Friston Karl, FitzGerald Thomas, Rigoli Francesco, Schwartenbeck Philipp, O Doherty John, Pezzulo Giovanni
The Wellcome Trust Centre for Neuroimaging, UCL, 12 Queen Square, London, United Kingdom.
The Wellcome Trust Centre for Neuroimaging, UCL, 12 Queen Square, London, United Kingdom; Max-PlanckUCL Centre for Computational Psychiatry and Ageing Research, London, United Kingdom.

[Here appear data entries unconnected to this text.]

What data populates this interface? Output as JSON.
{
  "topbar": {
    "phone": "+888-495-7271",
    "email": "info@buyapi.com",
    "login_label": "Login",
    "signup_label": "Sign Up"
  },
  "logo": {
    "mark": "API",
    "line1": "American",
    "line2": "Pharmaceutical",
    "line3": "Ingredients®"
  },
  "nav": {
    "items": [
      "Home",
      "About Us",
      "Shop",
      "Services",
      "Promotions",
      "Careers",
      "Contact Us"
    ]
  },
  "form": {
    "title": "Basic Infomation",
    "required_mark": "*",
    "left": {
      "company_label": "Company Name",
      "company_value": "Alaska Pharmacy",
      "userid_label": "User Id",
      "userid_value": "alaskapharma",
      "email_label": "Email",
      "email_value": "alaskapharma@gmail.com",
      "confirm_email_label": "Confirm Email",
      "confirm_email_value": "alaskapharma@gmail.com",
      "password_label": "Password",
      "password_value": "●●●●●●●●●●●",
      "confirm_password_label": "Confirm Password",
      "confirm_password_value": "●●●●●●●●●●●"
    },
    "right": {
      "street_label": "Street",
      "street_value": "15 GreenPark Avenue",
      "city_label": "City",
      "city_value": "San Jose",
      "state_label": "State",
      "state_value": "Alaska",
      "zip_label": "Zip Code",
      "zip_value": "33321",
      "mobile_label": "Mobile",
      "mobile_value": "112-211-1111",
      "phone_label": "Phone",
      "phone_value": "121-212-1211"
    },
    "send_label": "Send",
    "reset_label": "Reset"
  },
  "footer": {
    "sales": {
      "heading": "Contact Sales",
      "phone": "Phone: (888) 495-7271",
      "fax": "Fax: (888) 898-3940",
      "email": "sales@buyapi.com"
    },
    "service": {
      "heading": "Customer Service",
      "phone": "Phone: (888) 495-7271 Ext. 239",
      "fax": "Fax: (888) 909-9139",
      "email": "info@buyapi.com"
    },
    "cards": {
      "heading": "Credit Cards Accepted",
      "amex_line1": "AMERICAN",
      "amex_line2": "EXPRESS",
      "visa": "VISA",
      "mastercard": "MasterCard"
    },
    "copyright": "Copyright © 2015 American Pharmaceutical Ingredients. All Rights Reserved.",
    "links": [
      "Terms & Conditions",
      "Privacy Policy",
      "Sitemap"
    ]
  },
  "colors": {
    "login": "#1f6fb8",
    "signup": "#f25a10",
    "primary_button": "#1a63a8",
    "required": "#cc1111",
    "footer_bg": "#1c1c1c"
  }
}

Neurosci Biobehav Rev. 2016 Sep;68:862-879. doi: 10.1016/j.neubiorev.2016.06.022. Epub 2016 Jun 29.
This paper offers an active inference account of choice behaviour and learning. It focuses on the distinction between goal-directed and habitual behaviour and how they contextualise each other. We show that habits emerge naturally (and autodidactically) from sequential policy optimisation when agents are equipped with state-action policies. In active inference, behaviour has explorative (epistemic) and exploitative (pragmatic) aspects that are sensitive to ambiguity and risk respectively, where epistemic (ambiguity-resolving) behaviour enables pragmatic (reward-seeking) behaviour and the subsequent emergence of habits. Although goal-directed and habitual policies are usually associated with model-based and model-free schemes, we find the more important distinction is between belief-free and belief-based schemes. The underlying (variational) belief updating provides a comprehensive (if metaphorical) process theory for several phenomena, including the transfer of dopamine responses, reversal learning, habit formation and devaluation. Finally, we show that active inference reduces to a classical (Bellman) scheme, in the absence of ambiguity.
本文提供了一种关于选择行为和学习的主动推理解释。它着重于目标导向行为和习惯性行为之间的区别,以及它们如何相互关联。我们表明,当智能体配备状态-动作策略时,习惯会自然地(且自动地)从顺序策略优化中产生。在主动推理中,行为具有探索性(认知性)和利用性(实用性)两个方面,分别对模糊性和风险敏感,其中认知性(解决模糊性)行为促成实用性(寻求奖励)行为以及随后习惯的出现。尽管目标导向策略和习惯性策略通常与基于模型和无模型的方案相关联,但我们发现更重要的区别在于无信念和基于信念的方案之间。潜在的(变分)信念更新为包括多巴胺反应的传递、逆向学习、习惯形成和贬值在内的多种现象提供了一个全面的(如果是隐喻性的)过程理论。最后,我们表明在没有模糊性的情况下,主动推理简化为经典的(贝尔曼)方案。